One narrative floating around recently is what bad shape Apple is in these days. APPL, perhaps, but not Apple. Yet, part of that narrative points out how Apple products are on sale. That seems true. But what is the truth?
Stores vs. Discounts
Historically, Apple isn’t a company with many sales. I do not recall a sale on any product at an Apple Store. Yet, the iPhone maker does have sales. They’re not official sales in the traditional sense. You’ll find some refurbished items on eBay and on the Apple Store online.
Look around. Many Apple retailers have sales. Over the past few months I’ve seen more sales than in years past– Mac, iPhone, iPad, Watch, HomePod, and others. Why? The retail industry works on supply and demand. When supply is tight and demand is high, higher prices rule. When supply is abundant and demand is low, lower prices rule.
Apple compensates for those changes in supply and demand by allowing select retailers to sell various Apple products at a discount. During this past holiday season– and, to a certain extent– we saw those sales, promos, and discounts from a variety of retailers, including Amazon, Target, Best Buy, B&H, and other outlets; big box stores and online stores.
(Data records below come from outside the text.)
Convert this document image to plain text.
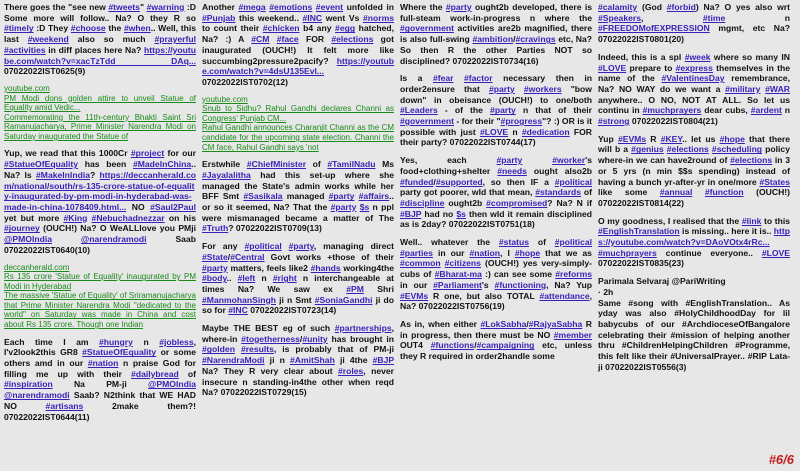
There goes the "see new #tweets" #warning :D Some more will follow.. Na? O they R so #timely :D They #choose the #when.. Well, this last #weekend also so much #prayerful #activities in diff places here Na? https://youtube.com/watch?v=xacTzTdd DAq... 07022022IST0625(9)

youtube.com
PM Modi dons golden attire to unveil Statue of Equality amid Vedic...
Commemorating the 11th-century Bhakti Saint Sri Ramanujacharya, Prime Minister Narendra Modi on Saturday inaugurated the Statue of

Yup, we read that this 1000Cr #project for our #StatueOfEquality has been #MadeInChina.. Na? Is #MakeInIndia? https://deccanherald.com/national/south/rs-135-crore-statue-of-equality-inaugurated-by-pm-modi-in-hyderabad-was-made-in-china-1078409.html... NO #Saul2Paul yet but more #King #Nebuchadnezzar on his #journey (OUCH!) Na? O WeALLlove you PMji @PMOIndia	@narendramodi Saab 07022022IST0640(10)

deccanherald.com
Rs 135 crore 'Statue of Equality' inaugurated by PM Modi in Hyderabad
The massive 'Statue of Equality' of Sriramanujacharya that Prime Minister Narendra Modi "dedicated to the world" on Saturday was made in China and cost about Rs 135 crore. Though one Indian

Each time I am #hungry n #jobless, I'v2look2this GR8 #StatueOfEquality or some others amd in our #nation n praise God for filling me up with their #dailybread of #inspiration Na PM-ji @PMOIndia @narendramodi Saab? N2think that WE HAD NO #artisans 2make them?! 07022022IST0644(11)

Another #mega #emotions #event unfolded in #Punjab this weekend.. #INC went Vs #norms to count their #chicken b4 any #egg hatched, Na? :) A #CM #face FOR #elections got inaugurated (OUCH!) It felt more like succumbing2pressure2pacify? https://youtube.com/watch?v=4dsU135Evl... 07022022IST0702(12)

youtube.com
Snub to Sidhu? Rahul Gandhi declares Channi as Congress' Punjab CM...
Rahul Gandhi announces Charanjit Channi as the CM candidate for the upcoming state election. Channi the CM face, Rahul Gandhi says 'not

Erstwhile #ChiefMinister of #TamilNadu Ms #Jayalalitha had this set-up where she managed the State's admin works while her BFF Smt #Sasikala managed #party #affairs.. or so it seemed, Na? That the #party $s n ppl were mismanaged became a matter of The #Truth? 07022022IST0709(13)

For any #political #party, managing direct #State/#Central Govt works +those of their #party matters, feels like2 #hands working4the #body.. #left n #right n interchangeable at times Na? We saw ex #PM Shri #ManmohanSingh ji n Smt #SoniaGandhi ji do so for #INC 07022022IST0723(14)

Maybe THE BEST eg of such #partnerships, where-in #togetherness/#unity has brought in #golden #results, is probably that of PM-ji #NarendraModi ji n #AmitShah ji 4the #BJP Na? They R very clear about #roles, never insecure n standing-in4the other when reqd Na? 07022022IST0729(15)

Where the #party ought2b developed, there is full-steam work-in-progress n where the #government activities are2b magnified, there is also full-swing #ambition/#cravings etc, Na? So then R the other Parties NOT so disciplined? 07022022IST0734(16)

Is a #fear #factor necessary then in order2ensure that #party #workers "bow down" in obeisance (OUCH!) to one/both #Leaders - of the #party n that of their #government - for their "#progress"? :) OR is it possible with just #LOVE n #dedication FOR their party? 07022022IST0744(17)

Yes, each #party	#worker's food+clothing+shelter #needs ought also2b #funded/#supported, so then IF a #political party got poorer, wld that mean, #standards of #discipline ought2b #compromised? Na? N if #BJP had no $s then wld it remain disciplined as is 2day? 07022022IST0751(18)

Well.. whatever the #status of #political #parties in our #nation, I #hope that we as #common #citizens (OUCH!) yes very-simply-cubs of #Bharat-ma :) can see some #reforms in our #Parliament's #functioning, Na? Yup #EVMs R one, but also TOTAL #attendance, Na? 07022022IST0756(19)

As in, when either #LokSabha/#RajyaSabha R in progress, then there must be NO #member OUT4 #functions/#campaigning etc, unless they R required in order2handle some

#calamity (God #forbid) Na? O yes also wrt #Speakers, #time n #FREEDOMofEXPRESSION mgmt, etc Na? 07022022IST0801(20)

Indeed, this is a spl #week where so many IN #LOVE prepare to #express themselves in the name of the #ValentinesDay remembrance, Na? NO WAY do we want a #military #WAR anywhere.. O NO, NOT AT ALL. So let us continu in #muchprayers dear cubs, #ardent n #strong 07022022IST0804(21)

Yup #EVMs R #KEY.. let us #hope that there will b a #genius #elections #scheduling policy where-in we can have2round of #elections in 3 or 5 yrs (n min $$s spending) instead of having a bunch yr-after-yr in one/more #States like some #annual #function (OUCH!) 07022022IST0814(22)

O my goodness, I realised that the #link to this #EnglishTranslation is missing.. here it is.. https://youtube.com/watch?v=DAoVOtx4rRc... #muchprayers continue everyone.. #LOVE 07022022IST0835(23)

Parimala Selvaraj @PariWriting
· 2h
Same #song with #EnglishTranslation.. As yday was also #HolyChildhoodDay for lil babycubs of our #ArchdioceseOfBangalore celebrating their #mission of helping another thru #ChildrenHelpingChildren #Programme, this felt like their #UniversalPrayer.. #RIP Lata-ji 07022022IST0556(3)
#6/6
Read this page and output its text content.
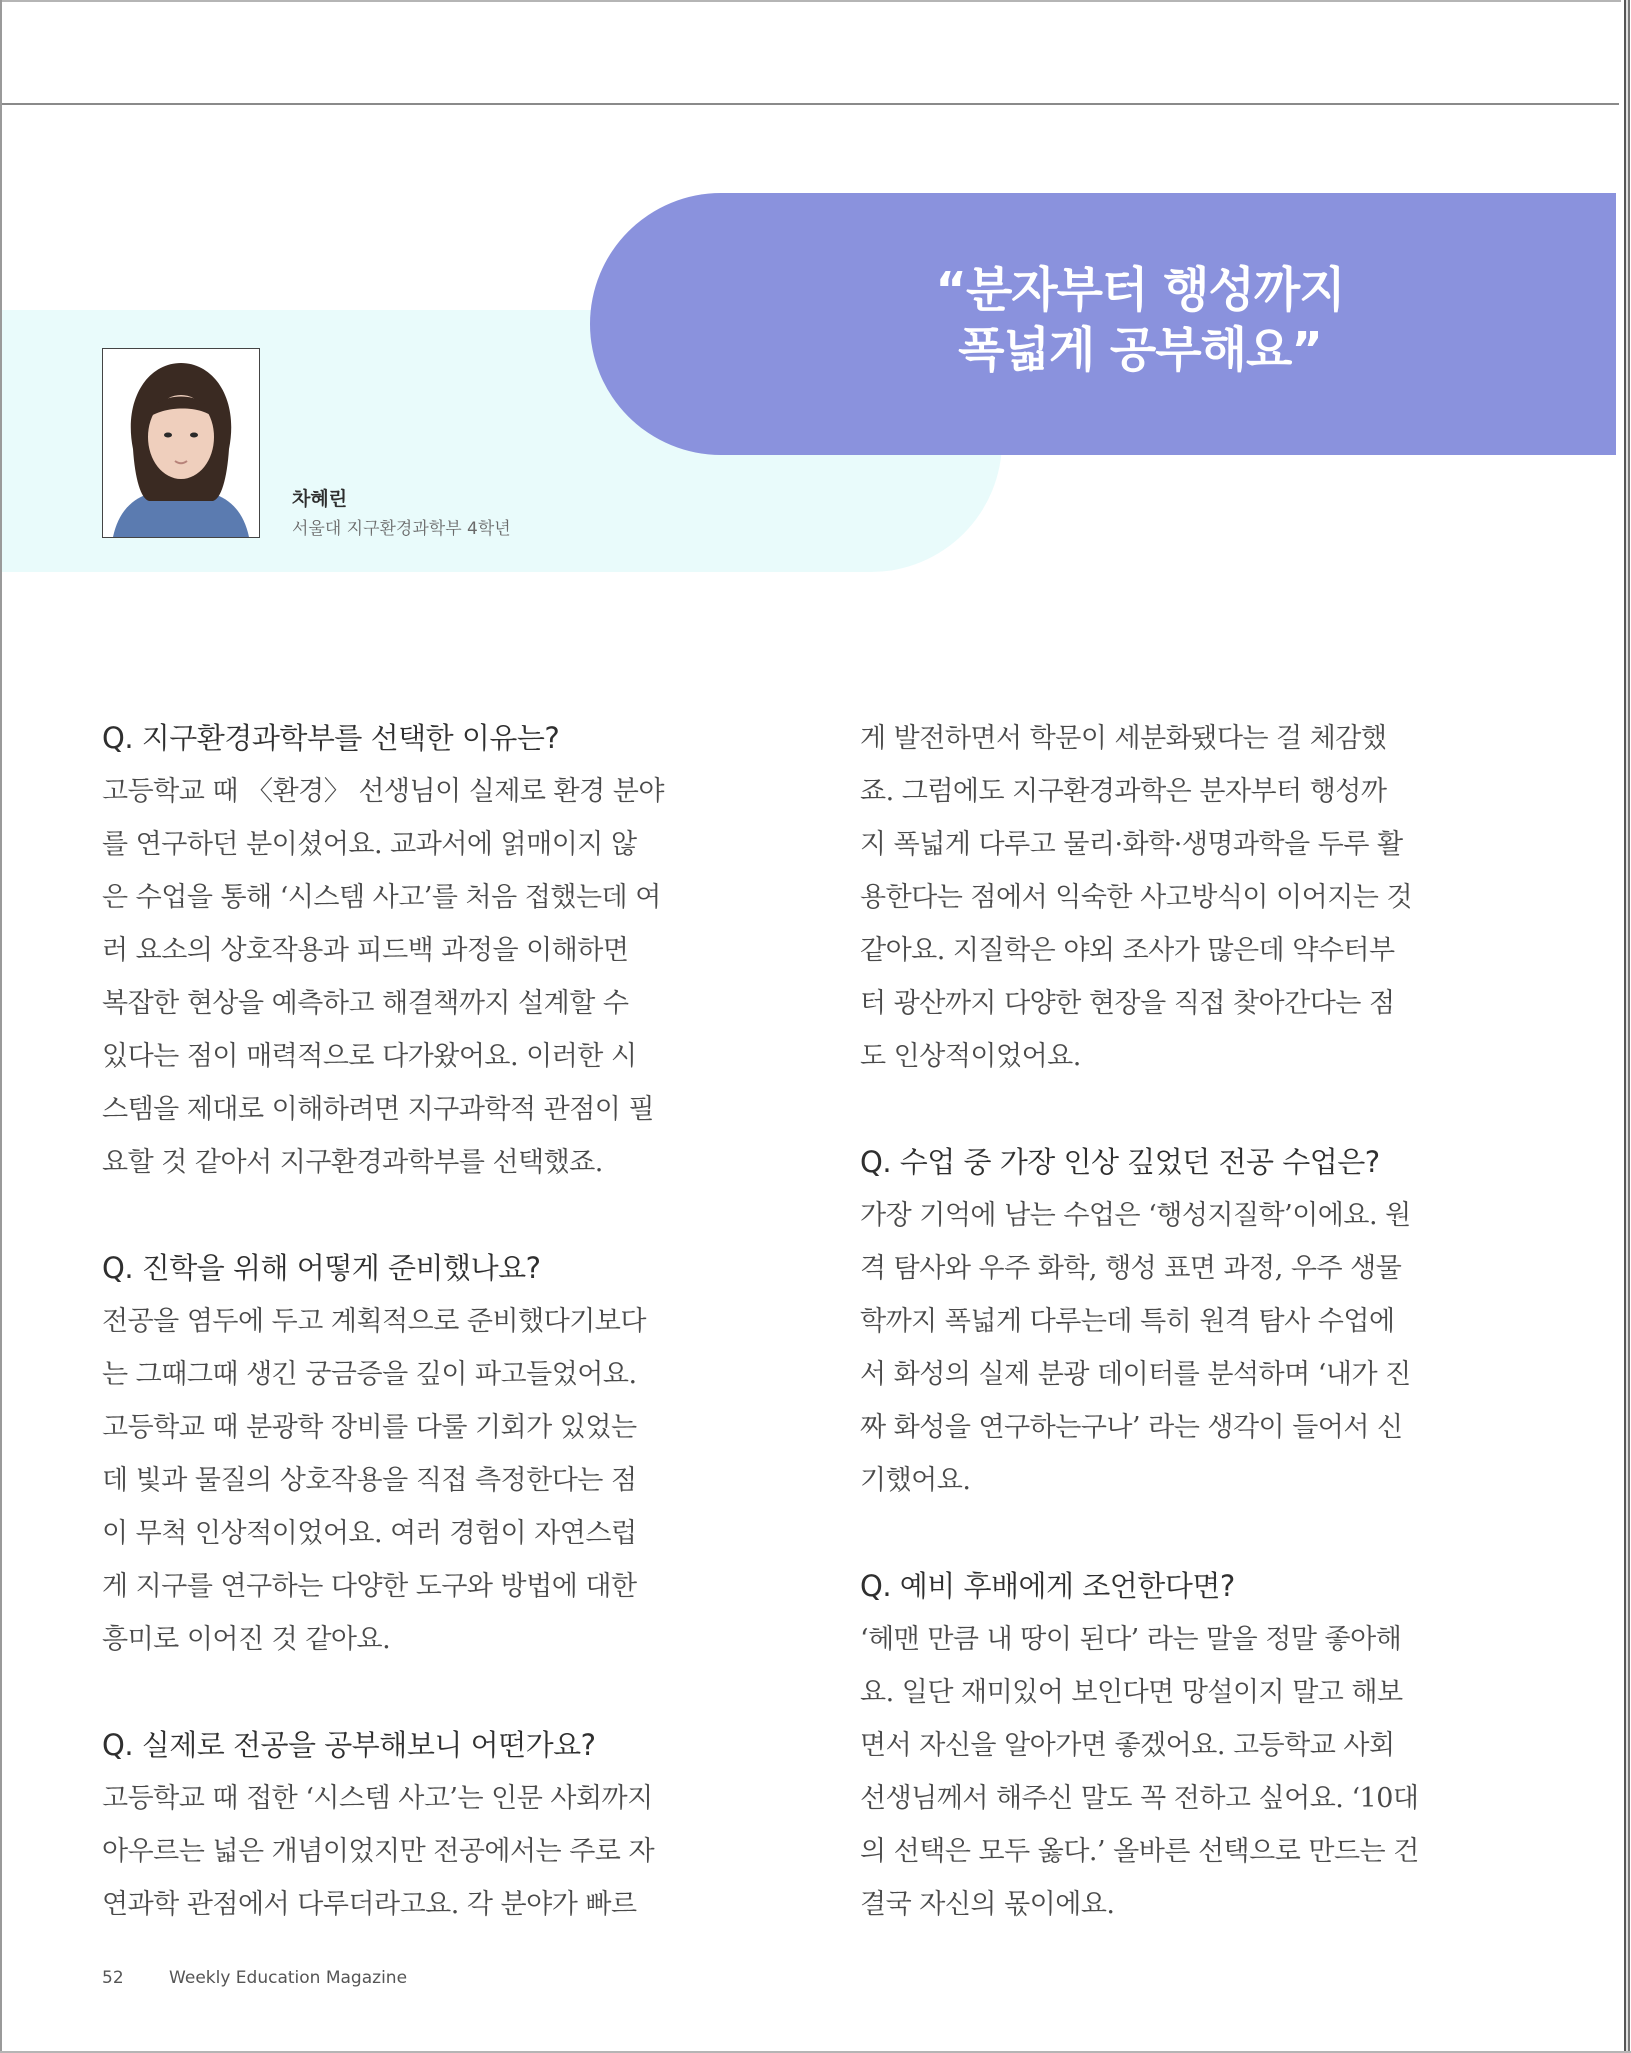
“분자부터 행성까지
폭넓게 공부해요”
차혜린
서울대 지구환경과학부 4학년
Q. 지구환경과학부를 선택한 이유는?
고등학교 때 〈환경〉 선생님이 실제로 환경 분야
를 연구하던 분이셨어요. 교과서에 얽매이지 않
은 수업을 통해 ‘시스템 사고’를 처음 접했는데 여
러 요소의 상호작용과 피드백 과정을 이해하면
복잡한 현상을 예측하고 해결책까지 설계할 수
있다는 점이 매력적으로 다가왔어요. 이러한 시
스템을 제대로 이해하려면 지구과학적 관점이 필
요할 것 같아서 지구환경과학부를 선택했죠.
Q. 진학을 위해 어떻게 준비했나요?
전공을 염두에 두고 계획적으로 준비했다기보다
는 그때그때 생긴 궁금증을 깊이 파고들었어요.
고등학교 때 분광학 장비를 다룰 기회가 있었는
데 빛과 물질의 상호작용을 직접 측정한다는 점
이 무척 인상적이었어요. 여러 경험이 자연스럽
게 지구를 연구하는 다양한 도구와 방법에 대한
흥미로 이어진 것 같아요.
Q. 실제로 전공을 공부해보니 어떤가요?
고등학교 때 접한 ‘시스템 사고’는 인문 사회까지
아우르는 넓은 개념이었지만 전공에서는 주로 자
연과학 관점에서 다루더라고요. 각 분야가 빠르
게 발전하면서 학문이 세분화됐다는 걸 체감했
죠. 그럼에도 지구환경과학은 분자부터 행성까
지 폭넓게 다루고 물리·화학·생명과학을 두루 활
용한다는 점에서 익숙한 사고방식이 이어지는 것
같아요. 지질학은 야외 조사가 많은데 약수터부
터 광산까지 다양한 현장을 직접 찾아간다는 점
도 인상적이었어요.
Q. 수업 중 가장 인상 깊었던 전공 수업은?
가장 기억에 남는 수업은 ‘행성지질학’이에요. 원
격 탐사와 우주 화학, 행성 표면 과정, 우주 생물
학까지 폭넓게 다루는데 특히 원격 탐사 수업에
서 화성의 실제 분광 데이터를 분석하며 ‘내가 진
짜 화성을 연구하는구나’ 라는 생각이 들어서 신
기했어요.
Q. 예비 후배에게 조언한다면?
‘헤맨 만큼 내 땅이 된다’ 라는 말을 정말 좋아해
요. 일단 재미있어 보인다면 망설이지 말고 해보
면서 자신을 알아가면 좋겠어요. 고등학교 사회
선생님께서 해주신 말도 꼭 전하고 싶어요. ‘10대
의 선택은 모두 옳다.’ 올바른 선택으로 만드는 건
결국 자신의 몫이에요.
52	Weekly Education Magazine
Why? Supply and demand. Supply was more abundant than demand so Apple does what every retailer does– sales, promos, and discounts.
Over the past year Apple has also increased prices. No. Wait. That’s wrong. I haven’t seen a Mac or iPad or iPhone increase in price. What I’ve seen is what you’ve seen. New models with new prices. They are not the same thing but they serve the same purpose. Higher prices benefit the company in many ways.
First, higher revenue (sales). Second, higher gross margins. Third, higher prices. Combined, Apple products with higher prices bring the company more revenue and profits.
What happens when supply is more abundant than demand?
Lower prices. But not lower prices at retail. Instead, Apple retreats from the so-called higher prices by adding sales, promos, and discounts to the retail chain. There’s another relationship going on that few pay attention to– lower prices often stimulate demand. Apple’s newer products have higher prices, but also more sales and higher discounts than in years past. Why? Demand is soft. Lower prices stimulate demand.
Yet, Apple products with higher price tags that then get sales and discounts still mean the company keeps higher gross margins, therefore, higher profits than competitors.
It’s math. Higher prices may have retreated here and there, but that still means higher gross margins, and that means profit remains.
Stock market disruption notwithstanding, not one of Apple’s competitors is in a similar position.